O artista fala com cuidado sobre os laços contemporâneos: hoje, com a tecnologia, pensamos estar mais conectados, mas muitas vezes estamos mais distantes. Os adolescentes podem estar fisicamente ao lado, com um telefone na mão, enquanto a vida emocional acontece em um outro ângulo da casa — e nós, adultos, ficamos fora da cena. É uma daquelas ironias que a cultura contemporânea adora nos oferecer como clímax: proximidade digital, distância afetiva.

Ao revisitar a própria juventude, Kessisoglu conta episódios que misturam humor e culpa: um adolescente vivaz, notas ruins, e a confissão de ter usado o carro do pai para dar voltas no quarteirão — até perder o fio do lugar onde o pai havia estacionado. Essas anedotas têm a função de humanizar a narrativa e lembrar que a passagem de filho a pai é também um reframe de memórias e responsabilidades.

Na vida off-stage, a preocupação com o bem-estar dos jovens levou o ator, ao lado da companheira Silvia Rocchi, a fundar a associação sem fins lucrativos C’è Da Fare.

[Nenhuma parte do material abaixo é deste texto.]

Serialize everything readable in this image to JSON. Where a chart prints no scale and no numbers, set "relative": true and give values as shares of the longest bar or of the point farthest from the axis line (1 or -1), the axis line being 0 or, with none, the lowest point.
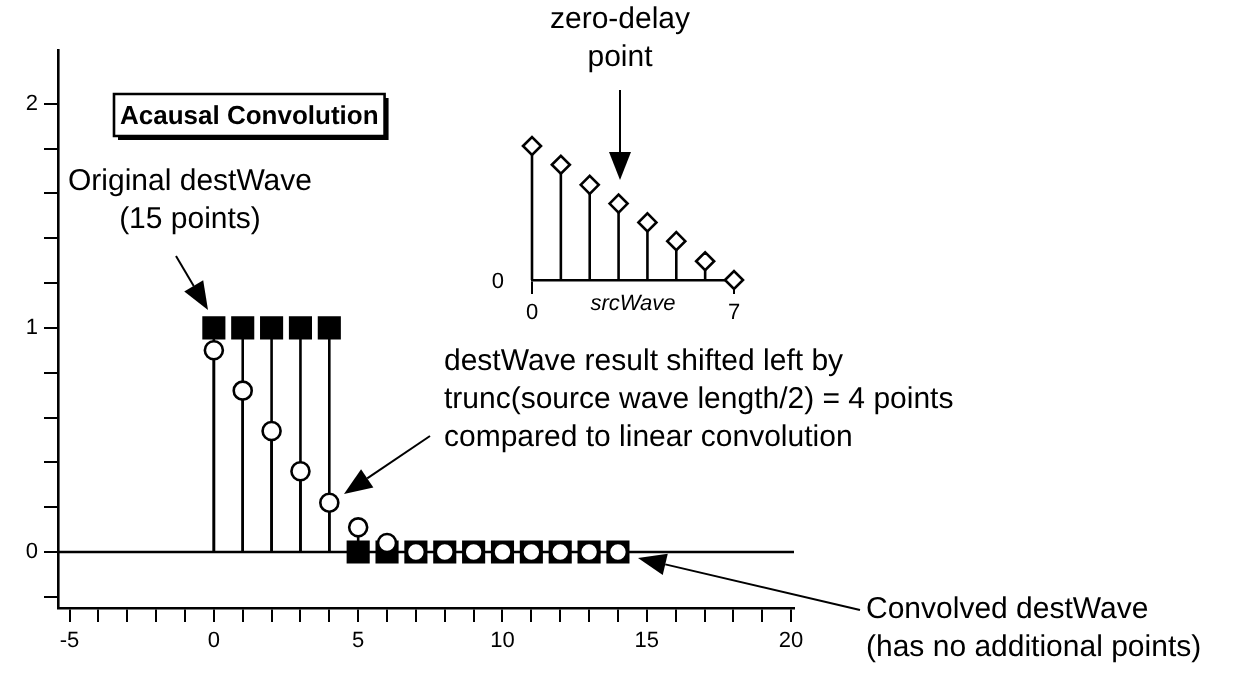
{
  "chart_data": [
    {
      "type": "lollipop",
      "title": "Acausal Convolution",
      "x": [
        0,
        1,
        2,
        3,
        4,
        5,
        6,
        7,
        8,
        9,
        10,
        11,
        12,
        13,
        14
      ],
      "series": [
        {
          "color": "#000000",
          "marker": "square",
          "values": [
            1,
            1,
            1,
            1,
            1,
            0,
            0,
            0,
            0,
            0,
            0,
            0,
            0,
            0,
            0
          ]
        },
        {
          "color": "#000000",
          "marker": "circle",
          "values": [
            0.9,
            0.72,
            0.54,
            0.36,
            0.22,
            0.11,
            0.04,
            0,
            0,
            0,
            0,
            0,
            0,
            0,
            0
          ]
        }
      ],
      "xlim": [
        -5.4,
        20.1
      ],
      "ylim": [
        -0.25,
        2.24
      ],
      "xticks": [
        -5,
        {
          "value": -4,
          "label": null
        },
        {
          "value": -3,
          "label": null
        },
        {
          "value": -2,
          "label": null
        },
        {
          "value": -1,
          "label": null
        },
        0,
        {
          "value": 1,
          "label": null
        },
        {
          "value": 2,
          "label": null
        },
        {
          "value": 3,
          "label": null
        },
        {
          "value": 4,
          "label": null
        },
        5,
        {
          "value": 6,
          "label": null
        },
        {
          "value": 7,
          "label": null
        },
        {
          "value": 8,
          "label": null
        },
        {
          "value": 9,
          "label": null
        },
        10,
        {
          "value": 11,
          "label": null
        },
        {
          "value": 12,
          "label": null
        },
        {
          "value": 13,
          "label": null
        },
        {
          "value": 14,
          "label": null
        },
        15,
        {
          "value": 16,
          "label": null
        },
        {
          "value": 17,
          "label": null
        },
        {
          "value": 18,
          "label": null
        },
        {
          "value": 19,
          "label": null
        },
        20
      ],
      "yticks": [
        {
          "value": -0.2,
          "label": null
        },
        0,
        {
          "value": 0.2,
          "label": null
        },
        {
          "value": 0.4,
          "label": null
        },
        {
          "value": 0.6,
          "label": null
        },
        {
          "value": 0.8,
          "label": null
        },
        1,
        {
          "value": 1.2,
          "label": null
        },
        {
          "value": 1.4,
          "label": null
        },
        {
          "value": 1.6,
          "label": null
        },
        {
          "value": 1.8,
          "label": null
        },
        2
      ],
      "ref_lines": [
        {
          "axis": "y",
          "value": 0
        }
      ],
      "annotations": [
        "Original destWave\n(15 points)",
        "destWave result shifted left by\ntrunc(source wave length/2) = 4 points\ncompared to linear convolution",
        "Convolved destWave\n(has no additional points)"
      ]
    },
    {
      "type": "lollipop",
      "relative": true,
      "xlabel": "srcWave",
      "x": [
        0,
        1,
        2,
        3,
        4,
        5,
        6,
        7
      ],
      "series": [
        {
          "color": "#000000",
          "marker": "diamond",
          "values": [
            1,
            0.86,
            0.71,
            0.57,
            0.43,
            0.29,
            0.14,
            0
          ]
        }
      ],
      "xlim": [
        0,
        7
      ],
      "xticks": [
        0,
        7
      ],
      "annotations": [
        "zero-delay\npoint",
        "0"
      ]
    }
  ]
}
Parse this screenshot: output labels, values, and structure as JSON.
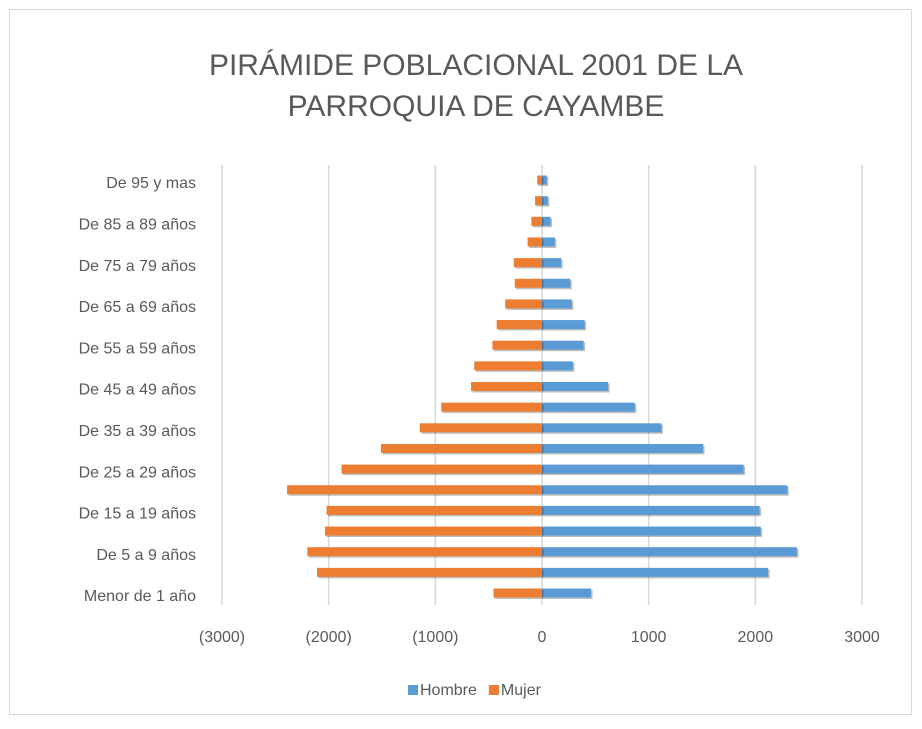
{
  "chart_data": {
    "type": "bar",
    "orientation": "horizontal",
    "title": [
      "PIRÁMIDE POBLACIONAL 2001 DE LA",
      "PARROQUIA DE CAYAMBE"
    ],
    "categories": [
      "Menor de 1 año",
      null,
      "De 5 a 9 años",
      null,
      "De 15 a 19 años",
      null,
      "De 25 a 29 años",
      null,
      "De 35 a 39 años",
      null,
      "De 45 a 49 años",
      null,
      "De 55 a 59 años",
      null,
      "De 65 a 69 años",
      null,
      "De 75 a 79 años",
      null,
      "De 85 a 89 años",
      null,
      "De 95 y mas"
    ],
    "series": [
      {
        "name": "Hombre",
        "color": "#5b9bd5",
        "values": [
          460,
          2120,
          2390,
          2050,
          2040,
          2300,
          1890,
          1510,
          1120,
          870,
          620,
          290,
          390,
          400,
          280,
          265,
          180,
          120,
          80,
          55,
          45
        ]
      },
      {
        "name": "Mujer",
        "color": "#ed7d31",
        "values": [
          -455,
          -2110,
          -2200,
          -2035,
          -2020,
          -2390,
          -1880,
          -1510,
          -1145,
          -945,
          -665,
          -635,
          -465,
          -425,
          -345,
          -255,
          -265,
          -135,
          -100,
          -65,
          -45
        ]
      }
    ],
    "xlim": [
      -3000,
      3000
    ],
    "xticks": [
      {
        "value": -3000,
        "label": "(3000)"
      },
      {
        "value": -2000,
        "label": "(2000)"
      },
      {
        "value": -1000,
        "label": "(1000)"
      },
      0,
      1000,
      2000,
      3000
    ],
    "grid": true,
    "legend": "bottom"
  }
}
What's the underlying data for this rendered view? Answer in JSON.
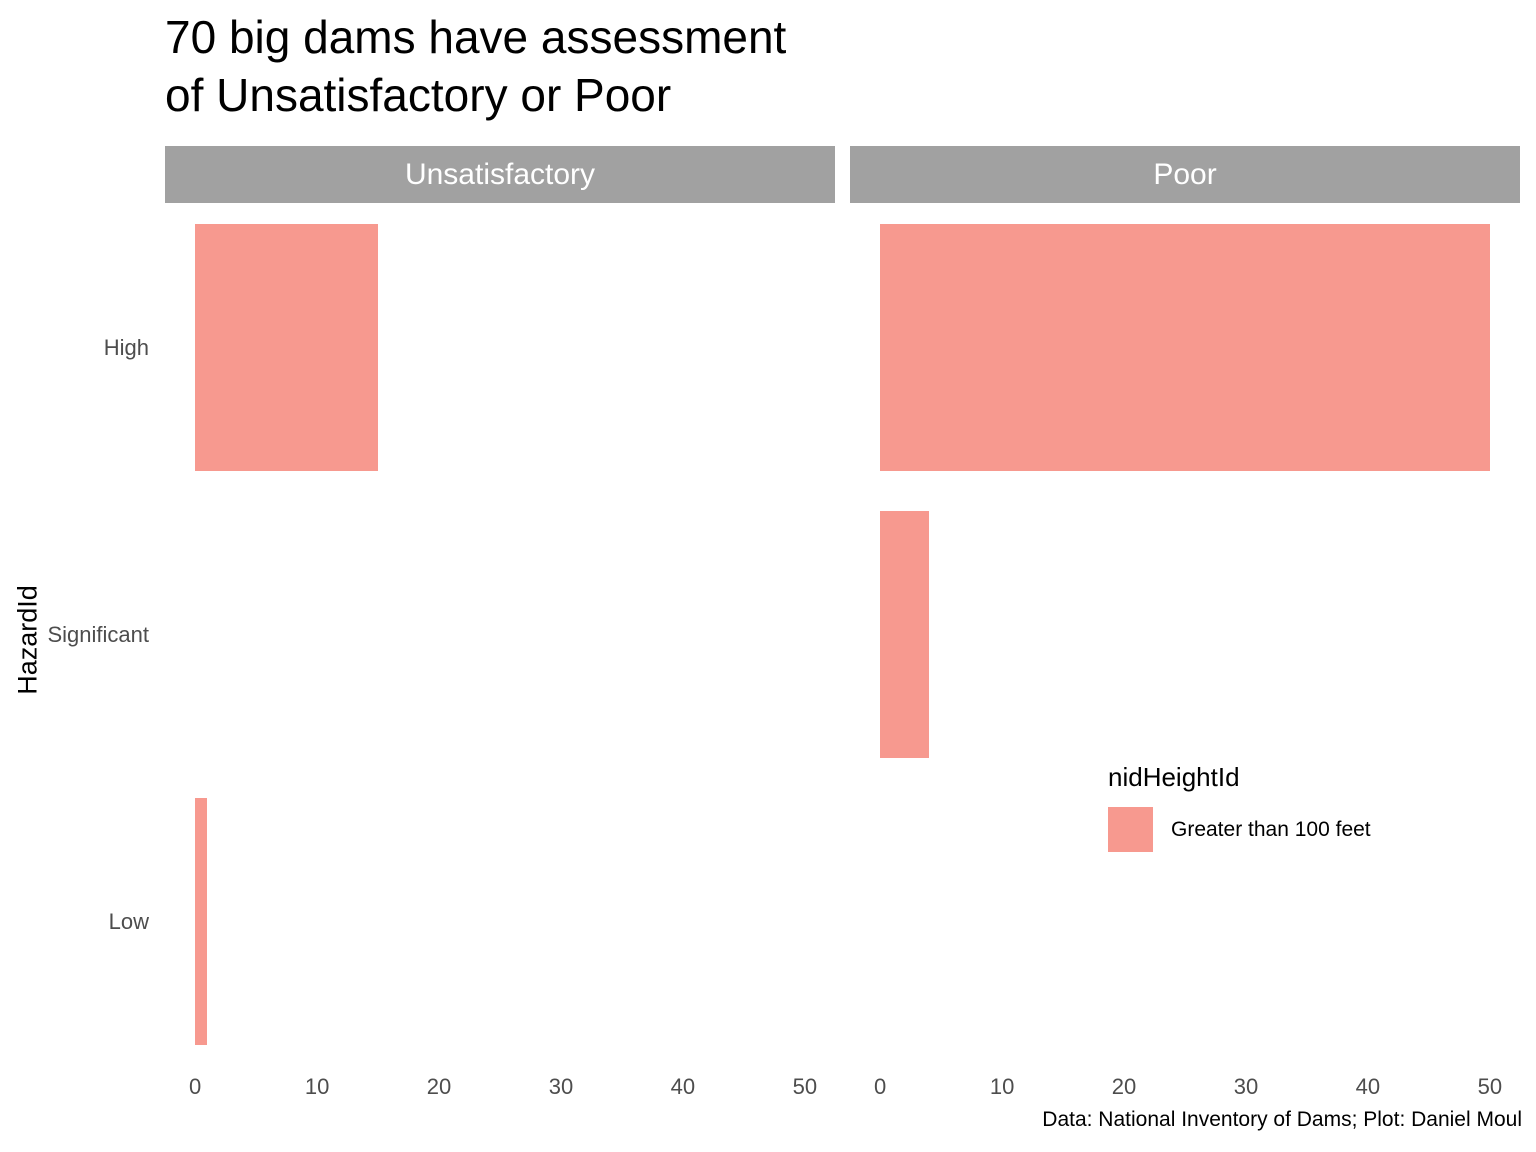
{
  "title": {
    "line1": "70 big dams have assessment",
    "line2": "of Unsatisfactory or Poor"
  },
  "ylab": "HazardId",
  "legend": {
    "title": "nidHeightId",
    "items": [
      {
        "label": "Greater than 100 feet",
        "color": "#F7998F"
      }
    ]
  },
  "caption": "Data: National Inventory of Dams; Plot: Daniel Moul",
  "chart_data": {
    "type": "bar",
    "orientation": "horizontal",
    "title": "70 big dams have assessment of Unsatisfactory or Poor",
    "ylabel": "HazardId",
    "categories": [
      "High",
      "Significant",
      "Low"
    ],
    "facets": [
      {
        "label": "Unsatisfactory",
        "values": [
          15,
          0,
          1
        ]
      },
      {
        "label": "Poor",
        "values": [
          50,
          4,
          0
        ]
      }
    ],
    "x_ticks": [
      0,
      10,
      20,
      30,
      40,
      50
    ],
    "xlim": [
      0,
      50
    ],
    "bar_color": "#F7998F",
    "strip_color": "#A1A1A1",
    "axis_text_color": "#4d4d4d",
    "grid": false,
    "legend_position": "inside-right"
  }
}
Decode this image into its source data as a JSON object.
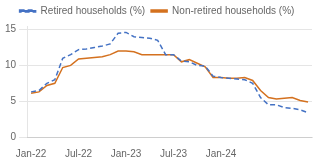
{
  "chart_data": {
    "type": "line",
    "categories": [
      "Jan-22",
      null,
      null,
      null,
      null,
      null,
      "Jul-22",
      null,
      null,
      null,
      null,
      null,
      "Jan-23",
      null,
      null,
      null,
      null,
      null,
      "Jul-23",
      null,
      null,
      null,
      null,
      null,
      "Jan-24",
      null,
      null,
      null,
      null,
      null,
      null,
      null,
      null,
      null,
      null,
      null
    ],
    "series": [
      {
        "name": "Retired households (%)",
        "color": "#4472C4",
        "line_style": "dashed",
        "values": [
          6.3,
          6.5,
          7.5,
          8.0,
          11.0,
          11.5,
          12.2,
          12.3,
          12.5,
          12.7,
          13.0,
          14.5,
          14.6,
          14.0,
          13.9,
          13.8,
          13.5,
          11.5,
          11.5,
          10.6,
          10.5,
          10.0,
          9.9,
          8.5,
          8.3,
          8.2,
          8.1,
          8.0,
          7.5,
          5.5,
          4.5,
          4.5,
          4.1,
          4.0,
          3.8,
          3.4
        ]
      },
      {
        "name": "Non-retired households (%)",
        "color": "#D4711F",
        "line_style": "solid",
        "values": [
          6.1,
          6.3,
          7.2,
          7.5,
          9.7,
          10.0,
          10.9,
          11.0,
          11.1,
          11.2,
          11.5,
          12.0,
          12.0,
          11.9,
          11.5,
          11.5,
          11.5,
          11.5,
          11.5,
          10.5,
          10.8,
          10.3,
          9.8,
          8.3,
          8.3,
          8.2,
          8.2,
          8.3,
          7.9,
          6.5,
          5.5,
          5.3,
          5.4,
          5.5,
          5.1,
          4.9
        ]
      }
    ],
    "ylim": [
      0,
      15.5
    ],
    "yticks": [
      0,
      5,
      10,
      15
    ],
    "grid": true,
    "legend": "top"
  }
}
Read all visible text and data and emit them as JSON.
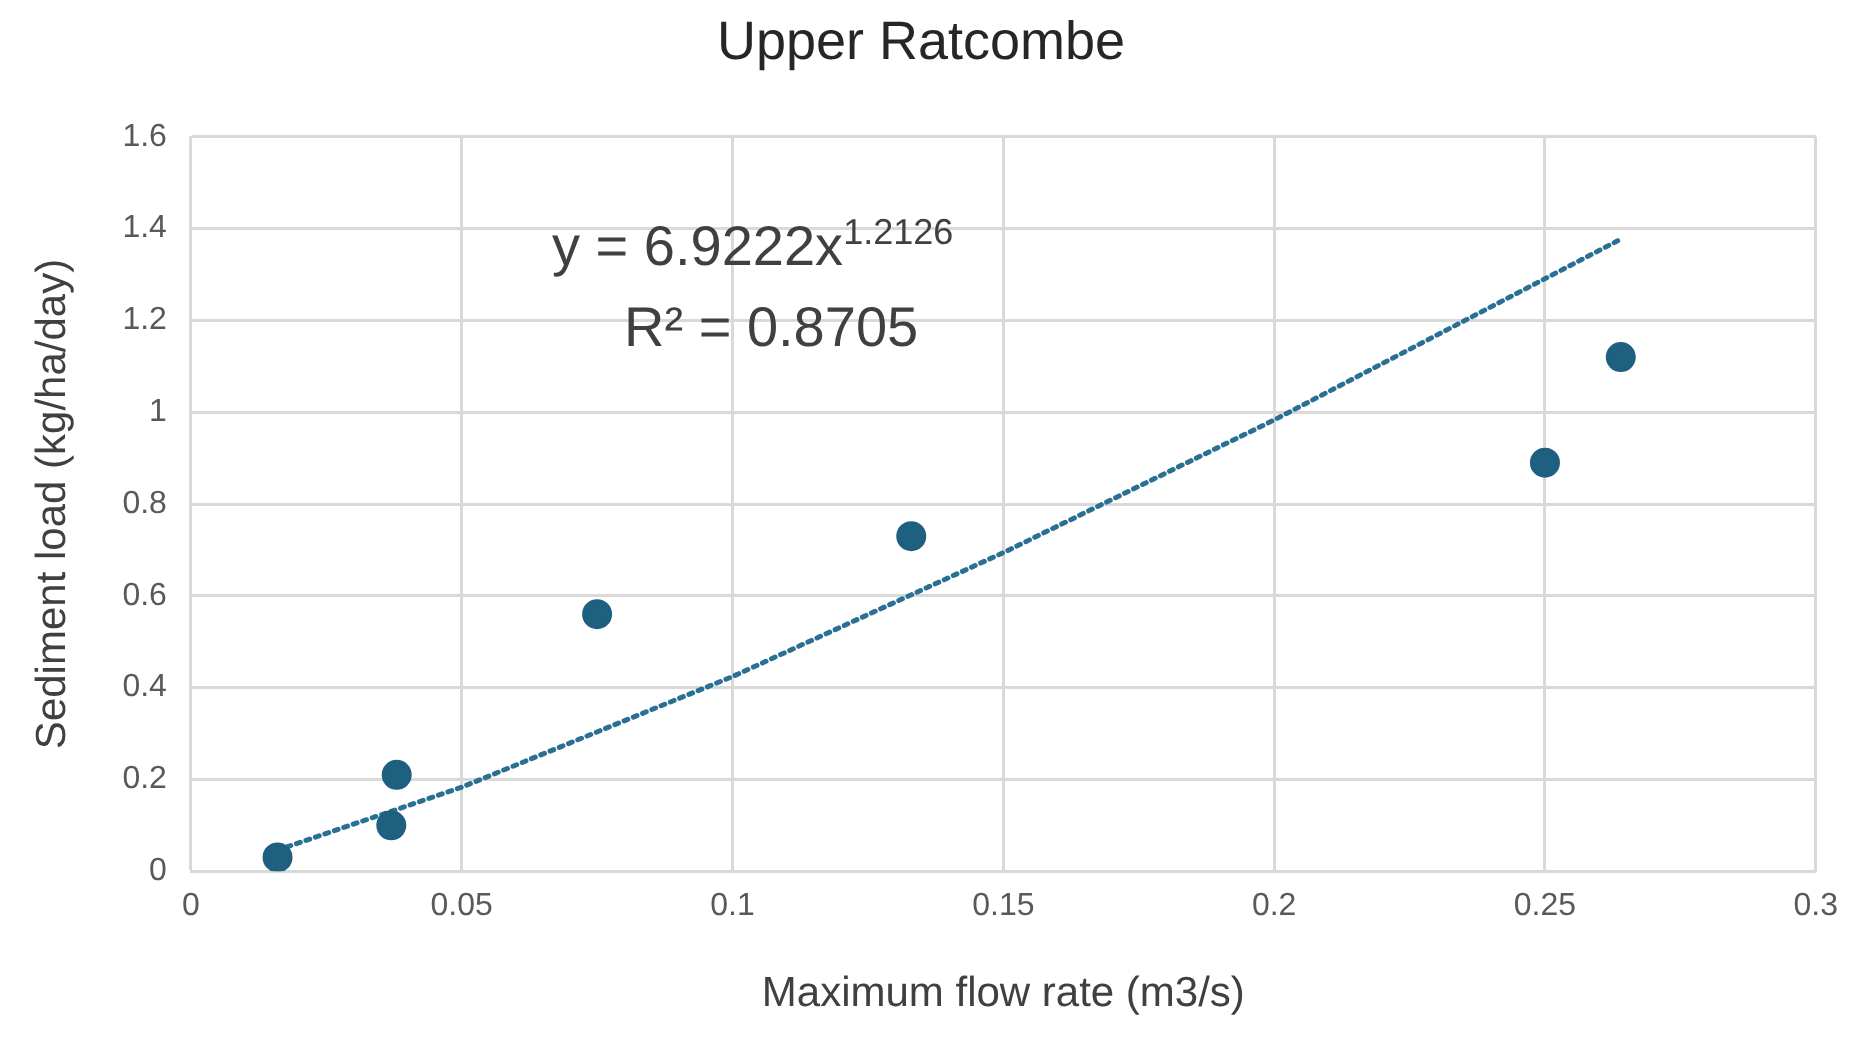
{
  "chart_data": {
    "type": "scatter",
    "title": "Upper Ratcombe",
    "xlabel": "Maximum flow rate (m3/s)",
    "ylabel": "Sediment load (kg/ha/day)",
    "annotations": [
      "y = 6.9222x$^{1.2126}$",
      "R² = 0.8705"
    ],
    "xlim": [
      0,
      0.3
    ],
    "xticks": [
      0,
      0.05,
      0.1,
      0.15,
      0.2,
      0.25,
      0.3
    ],
    "ylim": [
      0,
      1.6
    ],
    "yticks": [
      0,
      0.2,
      0.4,
      0.6,
      0.8,
      1,
      1.2,
      1.4,
      1.6
    ],
    "grid": true,
    "series": [
      {
        "type": "scatter",
        "color": "#1f5f7f",
        "marker": "circle",
        "x": [
          0.016,
          0.037,
          0.038,
          0.075,
          0.133,
          0.25,
          0.264
        ],
        "values": [
          0.03,
          0.1,
          0.21,
          0.56,
          0.73,
          0.89,
          1.12
        ]
      },
      {
        "type": "line",
        "color": "#2a6f94",
        "marker": "none",
        "line_style": "dotted",
        "x": [
          0.016,
          0.05,
          0.1,
          0.15,
          0.2,
          0.264
        ],
        "values": [
          0.046,
          0.183,
          0.424,
          0.694,
          0.983,
          1.377
        ]
      }
    ]
  }
}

A iniciativa parte de uma constatação estatística e humana: o aumento de procura por serviços de saúde mental entre adolescentes não é apenas um dado, é um sintoma dessa época.

Sobre erros de paternidade, Kessisoglu é claro e direto: houve muitos — e um dos mais recorrentes é a superficialidade, a tentação de minimizar um sinal de alerta com um “não vou incomodar”. O aviso é prático e moral ao mesmo tempo: é preciso falar, tentar escutar e não delegar ao tempo ou ao silêncio a responsabilidade pelo cuidado.

O desfecho do monólogo, que ele admite ter um tom propositalmente provocador, cumpre o papel que o teatro deve ter: instigar um ponto de reflexão. Não é um sermão, nem um manual; é um convite teatral para encarar a complexidade. Em tempos em que o palco se transforma em lente social, Paolo Kessisoglu entrega uma peça que funciona como um pequeno farol — não para apontar o caminho, mas para iluminar dúvidas que todos carregamos.

Em seu trabalho, o ator traça um paralelo entre memória afetiva e responsabilidade presente: o espetáculo não resolve, mas reabre diálogos. É um lembrete de que, como no bom cinema, o que faz o coração bater não é apenas a resolução do enredo, mas a força das perguntas que permanecem depois do encerramento da sessão.